SUVs 3 – Utility Poles 0
Yesterday was a tough day to be a light pole locally. Within 4 hours three of them were taken out by locals who couldn’t keep their ‘tanks’ between the lines at 40 MPH with a little rain on the road.
People don’t seem to understand that four-wheel-drive is not an advantage on water or ice – it just means you have 4 wheels spinning instead of two. If there is snow or sand to grip they are great, but slow and straight is the only safe way to drive in the rain or on ice – if you must drive at all.
3 comments
I am always amazed how people in Houston… Houston, f’chrissake… drive on any kind of precipitation. Skidding is so common that I avoid the roads under several specific conditions: first light rain after a long dry spell; sleet or snow (even the lightest; people here just can’t handle it); ice solidified on streets for half a day or more. I remember several occasions when I was bicycle commuting when I was just fine… knew the limits of my bike, the condition of my tires, the response of the wet/scummy/icy/snowy surface, etc., but they… just a few of them, mostly in automobiles… hadn’t a clue, and endangered everyone else’s life and property.

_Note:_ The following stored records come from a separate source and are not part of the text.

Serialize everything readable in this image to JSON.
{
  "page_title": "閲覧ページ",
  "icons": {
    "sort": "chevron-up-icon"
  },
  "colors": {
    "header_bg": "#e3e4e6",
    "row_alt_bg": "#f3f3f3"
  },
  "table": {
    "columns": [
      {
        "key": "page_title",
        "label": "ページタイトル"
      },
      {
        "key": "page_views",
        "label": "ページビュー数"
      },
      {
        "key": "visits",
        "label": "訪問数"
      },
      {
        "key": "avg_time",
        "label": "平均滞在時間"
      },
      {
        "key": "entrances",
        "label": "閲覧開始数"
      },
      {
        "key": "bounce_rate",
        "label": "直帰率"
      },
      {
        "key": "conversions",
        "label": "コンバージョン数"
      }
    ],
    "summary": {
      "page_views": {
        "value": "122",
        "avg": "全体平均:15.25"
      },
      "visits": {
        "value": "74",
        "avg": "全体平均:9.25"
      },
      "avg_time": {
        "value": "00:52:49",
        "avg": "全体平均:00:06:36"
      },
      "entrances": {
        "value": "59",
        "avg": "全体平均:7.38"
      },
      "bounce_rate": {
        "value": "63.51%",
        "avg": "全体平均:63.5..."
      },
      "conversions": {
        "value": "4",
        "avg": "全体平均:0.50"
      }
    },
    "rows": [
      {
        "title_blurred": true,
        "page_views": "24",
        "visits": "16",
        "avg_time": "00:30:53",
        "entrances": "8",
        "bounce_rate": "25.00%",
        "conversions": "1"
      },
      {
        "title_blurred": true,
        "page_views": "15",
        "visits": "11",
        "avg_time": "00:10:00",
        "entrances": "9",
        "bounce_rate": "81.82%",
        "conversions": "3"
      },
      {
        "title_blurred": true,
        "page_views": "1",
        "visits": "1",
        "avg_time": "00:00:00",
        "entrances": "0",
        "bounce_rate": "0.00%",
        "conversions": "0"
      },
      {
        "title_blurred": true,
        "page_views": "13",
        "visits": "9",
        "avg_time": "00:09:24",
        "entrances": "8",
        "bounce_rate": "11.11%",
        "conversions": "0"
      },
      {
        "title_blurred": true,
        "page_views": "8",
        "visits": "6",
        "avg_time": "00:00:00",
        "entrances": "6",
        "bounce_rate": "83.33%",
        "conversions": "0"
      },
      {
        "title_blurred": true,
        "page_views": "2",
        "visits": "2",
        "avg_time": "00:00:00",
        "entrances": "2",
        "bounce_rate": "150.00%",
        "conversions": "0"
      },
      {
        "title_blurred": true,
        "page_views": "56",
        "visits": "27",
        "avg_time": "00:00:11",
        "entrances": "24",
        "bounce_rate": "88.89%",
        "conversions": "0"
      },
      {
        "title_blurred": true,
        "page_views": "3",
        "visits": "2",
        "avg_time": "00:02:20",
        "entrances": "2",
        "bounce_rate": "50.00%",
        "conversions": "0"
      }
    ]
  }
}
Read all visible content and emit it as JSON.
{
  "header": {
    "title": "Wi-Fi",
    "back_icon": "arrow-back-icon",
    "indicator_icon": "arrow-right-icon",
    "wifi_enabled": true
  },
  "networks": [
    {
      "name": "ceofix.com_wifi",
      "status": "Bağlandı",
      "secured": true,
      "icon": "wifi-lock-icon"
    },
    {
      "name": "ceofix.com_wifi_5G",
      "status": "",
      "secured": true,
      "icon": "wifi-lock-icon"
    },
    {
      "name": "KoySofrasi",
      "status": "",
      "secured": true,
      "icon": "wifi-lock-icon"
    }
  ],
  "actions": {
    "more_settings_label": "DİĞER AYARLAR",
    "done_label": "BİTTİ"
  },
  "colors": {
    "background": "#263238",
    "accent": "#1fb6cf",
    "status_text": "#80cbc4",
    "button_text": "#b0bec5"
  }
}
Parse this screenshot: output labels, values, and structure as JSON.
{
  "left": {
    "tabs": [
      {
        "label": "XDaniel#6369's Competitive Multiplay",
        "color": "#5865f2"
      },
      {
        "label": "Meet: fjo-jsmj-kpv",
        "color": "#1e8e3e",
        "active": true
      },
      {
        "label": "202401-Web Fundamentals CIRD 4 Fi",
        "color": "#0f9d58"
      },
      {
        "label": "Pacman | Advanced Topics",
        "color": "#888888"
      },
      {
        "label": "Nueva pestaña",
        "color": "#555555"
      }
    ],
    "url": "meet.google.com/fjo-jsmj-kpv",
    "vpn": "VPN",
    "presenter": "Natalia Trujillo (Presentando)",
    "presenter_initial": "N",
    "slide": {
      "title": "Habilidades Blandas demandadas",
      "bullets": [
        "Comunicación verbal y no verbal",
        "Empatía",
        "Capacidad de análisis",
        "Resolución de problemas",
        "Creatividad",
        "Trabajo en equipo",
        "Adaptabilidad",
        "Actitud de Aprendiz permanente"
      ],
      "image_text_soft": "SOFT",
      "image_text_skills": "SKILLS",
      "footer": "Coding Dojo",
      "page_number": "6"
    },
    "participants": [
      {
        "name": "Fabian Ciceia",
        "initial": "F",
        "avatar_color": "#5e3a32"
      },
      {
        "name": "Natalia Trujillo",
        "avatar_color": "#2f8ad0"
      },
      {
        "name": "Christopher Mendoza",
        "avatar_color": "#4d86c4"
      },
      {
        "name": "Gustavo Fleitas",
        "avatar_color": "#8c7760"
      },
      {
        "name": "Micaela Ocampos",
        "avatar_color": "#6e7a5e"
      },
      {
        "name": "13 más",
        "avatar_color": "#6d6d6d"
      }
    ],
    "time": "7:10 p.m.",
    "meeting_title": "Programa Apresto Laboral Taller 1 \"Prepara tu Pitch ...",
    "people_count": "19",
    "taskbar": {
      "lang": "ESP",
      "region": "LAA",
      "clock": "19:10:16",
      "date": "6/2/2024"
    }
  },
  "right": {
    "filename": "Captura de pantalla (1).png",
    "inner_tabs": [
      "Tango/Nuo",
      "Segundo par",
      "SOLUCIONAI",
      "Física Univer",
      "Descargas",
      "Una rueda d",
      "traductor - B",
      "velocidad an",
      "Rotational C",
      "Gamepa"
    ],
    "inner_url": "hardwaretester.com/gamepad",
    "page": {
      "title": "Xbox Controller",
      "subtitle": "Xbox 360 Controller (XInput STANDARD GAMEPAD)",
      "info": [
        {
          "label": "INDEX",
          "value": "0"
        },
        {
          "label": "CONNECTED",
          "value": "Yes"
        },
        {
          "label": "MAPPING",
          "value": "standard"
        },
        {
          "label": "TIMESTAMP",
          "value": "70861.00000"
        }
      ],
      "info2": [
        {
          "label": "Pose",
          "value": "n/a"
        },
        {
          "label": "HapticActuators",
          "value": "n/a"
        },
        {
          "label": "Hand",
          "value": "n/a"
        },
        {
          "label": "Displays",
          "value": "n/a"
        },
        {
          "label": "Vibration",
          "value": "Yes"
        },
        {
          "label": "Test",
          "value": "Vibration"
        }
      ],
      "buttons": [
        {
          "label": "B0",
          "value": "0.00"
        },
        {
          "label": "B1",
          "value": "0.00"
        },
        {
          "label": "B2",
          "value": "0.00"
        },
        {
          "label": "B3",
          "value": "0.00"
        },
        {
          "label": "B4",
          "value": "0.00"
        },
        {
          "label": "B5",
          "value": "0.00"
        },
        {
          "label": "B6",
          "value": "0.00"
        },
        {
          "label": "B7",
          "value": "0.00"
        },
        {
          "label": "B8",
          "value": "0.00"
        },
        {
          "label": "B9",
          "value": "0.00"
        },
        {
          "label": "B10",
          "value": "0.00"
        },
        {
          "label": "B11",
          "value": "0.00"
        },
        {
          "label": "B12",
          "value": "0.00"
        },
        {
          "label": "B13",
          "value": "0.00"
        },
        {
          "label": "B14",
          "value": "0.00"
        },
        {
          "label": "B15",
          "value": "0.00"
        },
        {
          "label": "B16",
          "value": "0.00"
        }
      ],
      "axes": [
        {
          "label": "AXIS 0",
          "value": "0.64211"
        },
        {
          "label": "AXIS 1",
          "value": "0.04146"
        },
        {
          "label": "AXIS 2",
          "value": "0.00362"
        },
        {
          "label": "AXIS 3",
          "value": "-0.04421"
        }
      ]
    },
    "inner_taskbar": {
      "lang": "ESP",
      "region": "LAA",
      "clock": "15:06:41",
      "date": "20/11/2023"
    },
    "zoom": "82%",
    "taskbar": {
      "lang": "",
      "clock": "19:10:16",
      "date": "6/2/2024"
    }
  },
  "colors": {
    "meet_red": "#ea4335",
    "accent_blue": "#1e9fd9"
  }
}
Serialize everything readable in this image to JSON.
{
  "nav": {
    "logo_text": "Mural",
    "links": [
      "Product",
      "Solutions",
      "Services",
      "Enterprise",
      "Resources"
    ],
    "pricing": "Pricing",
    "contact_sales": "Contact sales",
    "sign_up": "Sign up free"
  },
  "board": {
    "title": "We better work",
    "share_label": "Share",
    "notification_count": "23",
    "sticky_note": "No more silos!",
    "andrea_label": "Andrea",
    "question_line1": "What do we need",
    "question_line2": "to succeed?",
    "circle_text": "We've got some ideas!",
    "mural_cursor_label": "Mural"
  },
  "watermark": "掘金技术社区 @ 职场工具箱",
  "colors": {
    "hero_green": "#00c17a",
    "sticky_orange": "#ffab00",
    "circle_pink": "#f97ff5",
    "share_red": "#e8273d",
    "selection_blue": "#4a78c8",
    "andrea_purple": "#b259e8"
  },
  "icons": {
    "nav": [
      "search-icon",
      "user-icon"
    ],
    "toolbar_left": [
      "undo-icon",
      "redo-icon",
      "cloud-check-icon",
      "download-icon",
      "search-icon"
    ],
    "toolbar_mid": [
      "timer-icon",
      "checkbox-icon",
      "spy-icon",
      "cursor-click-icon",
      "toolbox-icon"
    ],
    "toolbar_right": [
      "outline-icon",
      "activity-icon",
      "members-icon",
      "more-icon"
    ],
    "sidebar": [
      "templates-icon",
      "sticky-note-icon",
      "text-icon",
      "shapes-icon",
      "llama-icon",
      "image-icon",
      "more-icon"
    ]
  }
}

Yikes!
Not to mention that most of the people with 4-wheel-drive SUV’s *have never had their SUV in 4-wheel-drive mode*, and indeed have no idea what that ‘4wd’ button on their dashboard does.
Steve, the problem with Houston’s roads is that they get well-oiled by all the beaters that drive in Houston, then that first rain after a long time turns them into oil slicks in the traffic lanes, something you probably wouldn’t have experienced there in the gutter since the oil hadn’t spent months just soaking into the pavement there. If there was a law that said you had to keep the oil in your beater rather than on the road… and oooh, don’t even start on the antifreeze, that stuff is slipperier than snot and beaters tend to spew that all over the roads too. Maybe if Texas created jobs for anybody other than minimum wage call center workers, people could afford real cars rather than oil-and-antifreeze-spewing beaters. Ya think?
The first snow of the year in New York that starts as rain then turns to sleet, and finally wet snow around the evening rush hour. The rain freezes on the road and the wet snow packs into the tire treads. I would write up three or four MVAs an hour that day, but by the morning commute people would be back to ‘driving in snow’ mode and accidents dropped off.
Yeah, Badtux, they have that at all of the intersections in San Diego. They stop at the signs and lights and drip fluids onto the road surface. Heavy dew and you go flying into the intersection if you don’t brake much earlier than normal. That’s why they groove the freeways.